Achieving O(1/N) Optimality Gap in Restless Bandits through Diffusion Approximation

The Restless Multi-Armed Bandit (RMAB) problem is a fundamental framework in decision theory and operations research, where a decision maker must choose which among multiple tasks (arms) to work on (pull) at each time step in order to maximize cumulative reward [24]. Unlike the classic bandit problem [14], in the restless variant, the state of each arm evolves stochastically regardless of whether it is pulled. This problem has gained significant attention due to its applicability in various domains where optimal decision-making under uncertainty is critical, such as machine maintenance [11], target tracking [17], network communication [18] and clinic trials [22], to name a few.
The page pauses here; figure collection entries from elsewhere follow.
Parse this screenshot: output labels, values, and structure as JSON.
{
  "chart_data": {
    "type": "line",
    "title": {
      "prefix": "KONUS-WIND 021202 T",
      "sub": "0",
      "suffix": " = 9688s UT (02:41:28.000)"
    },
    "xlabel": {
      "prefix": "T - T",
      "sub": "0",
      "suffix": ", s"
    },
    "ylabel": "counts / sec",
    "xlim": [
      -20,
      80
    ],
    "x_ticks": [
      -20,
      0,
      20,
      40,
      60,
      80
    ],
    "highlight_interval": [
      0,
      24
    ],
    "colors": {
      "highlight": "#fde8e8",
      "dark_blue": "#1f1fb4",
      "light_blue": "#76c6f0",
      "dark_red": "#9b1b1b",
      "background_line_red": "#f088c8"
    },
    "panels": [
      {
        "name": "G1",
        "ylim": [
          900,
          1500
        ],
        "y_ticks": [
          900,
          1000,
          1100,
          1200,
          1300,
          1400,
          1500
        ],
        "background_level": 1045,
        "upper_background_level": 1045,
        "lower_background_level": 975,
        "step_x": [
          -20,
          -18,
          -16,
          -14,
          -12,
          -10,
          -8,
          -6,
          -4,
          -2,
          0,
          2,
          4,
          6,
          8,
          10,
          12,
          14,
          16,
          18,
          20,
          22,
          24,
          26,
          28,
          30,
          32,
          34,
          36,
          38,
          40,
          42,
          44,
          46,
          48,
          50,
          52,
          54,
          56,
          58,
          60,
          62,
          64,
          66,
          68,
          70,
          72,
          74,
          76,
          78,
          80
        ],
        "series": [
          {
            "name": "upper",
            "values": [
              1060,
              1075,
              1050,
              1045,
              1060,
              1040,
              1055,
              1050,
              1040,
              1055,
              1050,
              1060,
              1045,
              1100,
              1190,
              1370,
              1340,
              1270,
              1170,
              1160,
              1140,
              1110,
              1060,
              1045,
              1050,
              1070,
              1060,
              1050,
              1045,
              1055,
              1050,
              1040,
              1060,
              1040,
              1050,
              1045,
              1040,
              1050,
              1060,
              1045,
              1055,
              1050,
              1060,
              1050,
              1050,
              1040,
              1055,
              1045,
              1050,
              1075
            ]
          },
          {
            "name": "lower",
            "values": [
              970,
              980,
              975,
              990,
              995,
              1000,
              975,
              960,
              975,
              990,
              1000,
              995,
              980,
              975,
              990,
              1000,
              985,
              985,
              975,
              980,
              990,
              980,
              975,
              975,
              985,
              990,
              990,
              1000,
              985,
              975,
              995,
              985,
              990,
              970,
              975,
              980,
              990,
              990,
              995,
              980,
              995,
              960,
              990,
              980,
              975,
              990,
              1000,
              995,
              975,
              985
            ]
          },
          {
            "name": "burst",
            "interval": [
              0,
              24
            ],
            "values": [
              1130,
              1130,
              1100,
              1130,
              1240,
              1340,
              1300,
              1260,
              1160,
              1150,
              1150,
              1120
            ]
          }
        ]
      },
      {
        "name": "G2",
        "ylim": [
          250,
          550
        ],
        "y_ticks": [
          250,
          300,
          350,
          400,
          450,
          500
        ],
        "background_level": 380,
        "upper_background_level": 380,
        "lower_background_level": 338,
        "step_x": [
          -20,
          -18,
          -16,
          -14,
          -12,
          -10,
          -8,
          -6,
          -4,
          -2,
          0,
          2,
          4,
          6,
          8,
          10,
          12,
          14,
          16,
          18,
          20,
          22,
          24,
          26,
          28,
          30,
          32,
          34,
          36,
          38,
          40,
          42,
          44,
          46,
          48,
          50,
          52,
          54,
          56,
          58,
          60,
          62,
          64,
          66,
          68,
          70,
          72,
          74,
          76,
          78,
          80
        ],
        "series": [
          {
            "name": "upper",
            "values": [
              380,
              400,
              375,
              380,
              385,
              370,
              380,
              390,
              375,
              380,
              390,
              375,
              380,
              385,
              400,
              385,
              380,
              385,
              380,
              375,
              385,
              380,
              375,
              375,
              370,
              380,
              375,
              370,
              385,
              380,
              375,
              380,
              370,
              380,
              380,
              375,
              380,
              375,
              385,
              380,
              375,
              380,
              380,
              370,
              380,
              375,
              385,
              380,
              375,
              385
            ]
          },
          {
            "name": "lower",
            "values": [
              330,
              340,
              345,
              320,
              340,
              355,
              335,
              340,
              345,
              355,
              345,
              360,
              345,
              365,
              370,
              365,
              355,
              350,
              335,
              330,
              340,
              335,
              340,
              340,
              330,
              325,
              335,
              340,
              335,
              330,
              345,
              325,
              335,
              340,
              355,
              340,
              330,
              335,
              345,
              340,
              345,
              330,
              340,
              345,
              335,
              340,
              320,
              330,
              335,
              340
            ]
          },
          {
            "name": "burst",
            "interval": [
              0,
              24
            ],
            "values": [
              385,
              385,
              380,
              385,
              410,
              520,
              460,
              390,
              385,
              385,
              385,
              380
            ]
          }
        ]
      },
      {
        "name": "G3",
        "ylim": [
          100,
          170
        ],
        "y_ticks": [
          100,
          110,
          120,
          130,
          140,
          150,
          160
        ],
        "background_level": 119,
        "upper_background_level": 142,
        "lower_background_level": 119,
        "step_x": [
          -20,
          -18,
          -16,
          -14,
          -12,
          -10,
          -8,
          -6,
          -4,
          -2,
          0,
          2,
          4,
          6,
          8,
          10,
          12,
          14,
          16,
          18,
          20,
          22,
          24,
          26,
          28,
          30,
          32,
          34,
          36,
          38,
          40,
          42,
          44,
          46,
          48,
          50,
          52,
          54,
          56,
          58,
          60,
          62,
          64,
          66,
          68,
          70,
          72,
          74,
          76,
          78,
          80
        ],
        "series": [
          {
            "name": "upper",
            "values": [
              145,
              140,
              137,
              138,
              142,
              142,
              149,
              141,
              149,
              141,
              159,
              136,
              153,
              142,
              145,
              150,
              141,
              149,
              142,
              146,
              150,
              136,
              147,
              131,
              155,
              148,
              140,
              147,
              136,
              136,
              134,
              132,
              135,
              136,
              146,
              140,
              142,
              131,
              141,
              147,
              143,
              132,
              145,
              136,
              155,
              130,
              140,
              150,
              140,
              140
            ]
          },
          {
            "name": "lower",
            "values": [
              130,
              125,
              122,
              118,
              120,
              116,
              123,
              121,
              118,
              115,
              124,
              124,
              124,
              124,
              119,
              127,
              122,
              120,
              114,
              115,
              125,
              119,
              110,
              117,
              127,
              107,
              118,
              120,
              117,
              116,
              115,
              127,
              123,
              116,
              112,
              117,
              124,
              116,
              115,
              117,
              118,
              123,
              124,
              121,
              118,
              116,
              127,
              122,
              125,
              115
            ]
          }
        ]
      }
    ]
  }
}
Despite its relevance, the RMAB problem is known to be PSPACE-hard [19], and finding optimal policies is computationally challenging, especially when the number of arms N is large. In this paper, we focus on the finite horizon version of the RMAB problem with N homogeneous arms and horizon H, where each arm follows the same (time-dependent) state transition and reward function. While computing the exact optimal policy is impractical, the homogeneity of the model allows for the design of efficient heuristic policies. One such class of heuristics is based on fluid approximation, which transforms the original N-armed RMAB problem into a Linear Program (LP).